A microfabricated silicon device can locally measure the intensity of an electric field without any significant field distortion.
The measurement of electric fields is important in a variety of applications, including the identification of electrostatic hazards during process control in industry1, the study and prediction of weather phenomena such as lightning2, and the monitoring of power utilities or high-voltage power lines to ensure the safety of humans and equipment3. For such applications, methods and devices are required to measure low-frequency (a.c.) and static (d.c.) electric fields. Most electric field sensors, which are also called field meters, are based on induction probes, optical sensors or field mills4. A fundamental limitation of these field meters is that the devices themselves often perturb the field to be measured, leading to field distortions and inaccurate measurements. This is due to the fact that dielectric parts in the instruments can have surface charges that produce moderate distortions, and electrical conducting parts in the instruments can generate significant field distortions, which are made worse if the instruments have to be grounded or connected to large conductors to set a reference potential. These traditional electric field sensors can also be bulky. Therefore, in an attempt to reduce their size, as well as their power consumption, MEMS (microelectrochemical system) technology has recently been explored5,6,7. However, despite the compact size of MEMS field meters, the devices can still be problematic as they include active electrical parts and components that can cause non-negligible field perturbations at this low size scale. Writing in Nature Electronics, Andreas Kainz and colleagues now report purely passive MEMS devices that can be used to measure electric field strength without introducing severe field distortion8.
The researchers — who are based at TU Wien and Danube University Krems — fabricated their MEMS devices using wafer-scale silicon-on-insulator technology, which relies on a silicon/insulator/silicon substrate. The devices measure the electric field strength using a spring-suspended millimetre-sized seismic mass that is microfabricated in silicon. When placed in an electric field, the mass can experience a force (F es) due to electrostatic induction6, which results in a mechanical displacement (δx) that is optically detected (Fig. 1a). The relative displacement between arrays of holes in the movable seismic mass and opaque patterned areas in a fixed glass layer on top modulates the light path between an LED and a photodiode and produces the output signal (Fig. 1b,c). Using finite element, multi-domain simulations, the researchers also explore possible layouts for their electric field sensor. In particular, they show that a fixed conductive section, situated to the side of the seismic mass at a gap smaller than 200 μm, can act as a field concentrator and can increase the electrostatic force.
A key feature of the MEMS device design is that it does not contain electrical parts or circuitry, and so reduces field distortion to a minimum. The LED and photodiode that are used for detection could also potentially operate from a remote location via fibre-optic links, which would mean the sensor head could become totally passive. The sensor has an overall size of a few square millimetres (Fig. 1d), and therefore it offers a highly localized probe of the electric field: that is, it can provide a good spatial resolution.

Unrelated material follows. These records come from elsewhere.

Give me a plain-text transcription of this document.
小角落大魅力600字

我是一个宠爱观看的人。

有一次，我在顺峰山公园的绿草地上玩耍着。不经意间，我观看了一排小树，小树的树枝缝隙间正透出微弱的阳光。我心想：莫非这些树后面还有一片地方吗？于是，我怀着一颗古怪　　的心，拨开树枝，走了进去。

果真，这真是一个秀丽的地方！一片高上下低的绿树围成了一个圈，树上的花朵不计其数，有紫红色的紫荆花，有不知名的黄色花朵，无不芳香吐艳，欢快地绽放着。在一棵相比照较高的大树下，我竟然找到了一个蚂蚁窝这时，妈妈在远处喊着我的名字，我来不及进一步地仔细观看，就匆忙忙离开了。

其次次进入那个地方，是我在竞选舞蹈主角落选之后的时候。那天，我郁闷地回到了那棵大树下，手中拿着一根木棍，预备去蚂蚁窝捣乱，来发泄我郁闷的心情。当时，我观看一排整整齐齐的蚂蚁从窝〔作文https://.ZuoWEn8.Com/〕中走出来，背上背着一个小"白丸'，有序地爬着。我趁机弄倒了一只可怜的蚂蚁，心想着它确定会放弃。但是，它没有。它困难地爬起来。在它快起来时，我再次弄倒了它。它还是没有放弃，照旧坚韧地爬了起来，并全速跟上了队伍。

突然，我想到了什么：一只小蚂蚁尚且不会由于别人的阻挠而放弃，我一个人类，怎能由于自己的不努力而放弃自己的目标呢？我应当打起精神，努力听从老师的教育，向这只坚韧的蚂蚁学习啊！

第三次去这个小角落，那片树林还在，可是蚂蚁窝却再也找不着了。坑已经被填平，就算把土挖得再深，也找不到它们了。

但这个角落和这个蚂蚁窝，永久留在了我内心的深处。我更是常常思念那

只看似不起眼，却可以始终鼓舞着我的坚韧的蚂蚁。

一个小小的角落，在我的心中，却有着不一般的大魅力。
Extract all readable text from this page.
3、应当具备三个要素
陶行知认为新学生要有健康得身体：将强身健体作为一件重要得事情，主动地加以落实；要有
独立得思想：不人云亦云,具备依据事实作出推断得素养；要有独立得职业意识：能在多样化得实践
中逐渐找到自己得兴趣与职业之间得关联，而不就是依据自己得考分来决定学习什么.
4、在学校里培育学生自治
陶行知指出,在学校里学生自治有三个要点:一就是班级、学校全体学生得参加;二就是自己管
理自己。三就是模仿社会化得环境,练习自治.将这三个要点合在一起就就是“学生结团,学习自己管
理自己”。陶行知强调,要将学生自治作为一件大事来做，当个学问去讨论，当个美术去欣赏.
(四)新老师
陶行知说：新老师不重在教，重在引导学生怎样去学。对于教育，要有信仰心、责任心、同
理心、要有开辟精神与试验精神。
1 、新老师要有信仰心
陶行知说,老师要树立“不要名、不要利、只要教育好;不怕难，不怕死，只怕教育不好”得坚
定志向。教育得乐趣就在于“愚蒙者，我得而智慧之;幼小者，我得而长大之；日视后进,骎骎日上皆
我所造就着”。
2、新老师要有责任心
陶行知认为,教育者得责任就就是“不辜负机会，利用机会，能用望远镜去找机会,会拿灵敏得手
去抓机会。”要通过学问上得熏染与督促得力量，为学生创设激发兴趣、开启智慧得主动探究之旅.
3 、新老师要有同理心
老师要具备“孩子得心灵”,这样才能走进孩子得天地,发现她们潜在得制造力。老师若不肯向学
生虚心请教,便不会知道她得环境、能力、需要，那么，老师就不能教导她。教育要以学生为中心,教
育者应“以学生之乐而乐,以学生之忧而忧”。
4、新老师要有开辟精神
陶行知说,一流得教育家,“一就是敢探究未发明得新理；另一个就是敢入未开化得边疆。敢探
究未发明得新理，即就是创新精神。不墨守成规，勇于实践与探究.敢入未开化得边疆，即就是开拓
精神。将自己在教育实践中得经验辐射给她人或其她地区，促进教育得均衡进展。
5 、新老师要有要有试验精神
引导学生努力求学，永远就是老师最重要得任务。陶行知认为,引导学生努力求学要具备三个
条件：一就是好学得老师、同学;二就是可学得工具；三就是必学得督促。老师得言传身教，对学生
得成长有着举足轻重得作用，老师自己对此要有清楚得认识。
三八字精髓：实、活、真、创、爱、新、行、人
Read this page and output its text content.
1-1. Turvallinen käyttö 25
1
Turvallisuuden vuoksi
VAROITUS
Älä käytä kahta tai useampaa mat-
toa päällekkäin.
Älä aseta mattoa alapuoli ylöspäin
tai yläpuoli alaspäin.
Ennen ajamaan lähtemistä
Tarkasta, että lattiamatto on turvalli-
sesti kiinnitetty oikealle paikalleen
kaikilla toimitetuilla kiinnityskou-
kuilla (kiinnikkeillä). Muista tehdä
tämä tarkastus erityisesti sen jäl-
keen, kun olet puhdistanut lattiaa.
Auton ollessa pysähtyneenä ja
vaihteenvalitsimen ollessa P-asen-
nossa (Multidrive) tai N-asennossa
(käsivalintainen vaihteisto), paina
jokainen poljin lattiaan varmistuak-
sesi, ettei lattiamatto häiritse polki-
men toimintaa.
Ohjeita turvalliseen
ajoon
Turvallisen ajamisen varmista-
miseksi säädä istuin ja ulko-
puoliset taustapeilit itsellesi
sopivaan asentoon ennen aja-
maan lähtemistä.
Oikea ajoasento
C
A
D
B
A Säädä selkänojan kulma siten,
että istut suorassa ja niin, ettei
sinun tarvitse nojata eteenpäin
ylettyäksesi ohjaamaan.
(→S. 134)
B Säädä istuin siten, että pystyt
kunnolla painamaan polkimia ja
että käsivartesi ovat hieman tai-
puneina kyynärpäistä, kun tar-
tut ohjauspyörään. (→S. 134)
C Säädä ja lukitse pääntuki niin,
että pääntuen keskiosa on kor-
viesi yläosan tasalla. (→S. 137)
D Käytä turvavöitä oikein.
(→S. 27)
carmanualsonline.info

The electrostatic force and the resulting displacement (δx) are proportional to the square of the electric field (E 2) along x, and therefore the device is not able to discriminate the oriented direction of the electric field, that is, the sign, which could be a limitation in applications where it is necessary to detect voltage or charge polarity. Indeed, due to this quadratic transduction relationship, the device is, strictly speaking, a field intensity (or magnitude) sensor rather than a field sensor.
The nonlinearity of the sensor response means that an electric field that is sinusoidal at the frequency f will produce a sinusoidal sensor output at the double frequency, 2f. Kainz and colleagues exploit this characteristic of their devices to test them in a set up where an a.c. input electric field at frequency f is applied and the output signal is detected at frequency 2f using a lock-in technique. Applying this approach out of the lab would be equivalent to performing a frequency analysis of the unknown field magnitude at half the reference frequency used in the lock-in. The researchers fabricated a series of sensors with slightly different dimensions, resulting in each having different values for the input frequency bandwidth, the maximum measurable field and the equivalent field fluctuation spectral density, which defines the resolution of the device. For one set of dimensions, values of around 75 Hz, 100 kV m–1, and 200 V m–1 Hz–1/2, respectively, were obtained.
The sensors were also tested under a d.c. electric field and the expected quadratic response observed. As often happens with d.c. field meters, the d.c. measurements proved problematic in terms of stability. In particular, due to the finite conductivity of air, charge leakage occurred, which prevented true d.c. measurements and limited the lower frequency to about 0.5 Hz. The effect could be mitigated by operating the sensor in a vacuum. The researchers also analysed the influence of temperature on the device. They found that between –40 and 50 °C, the elastic stiffness of the MEMS sensors exhibits a temperature dependency of around 10%, which could possibly be reduced in a new design. While work remains to be done to optimize and refine the performance of these devices, Kainz and colleagues have introduced a novel approach to the field of microscale electric field sensors. Their compact MEMS devices, which can provide localized measurements of electric field strength with limited field distortion, could provide a valuable method for diverse applications.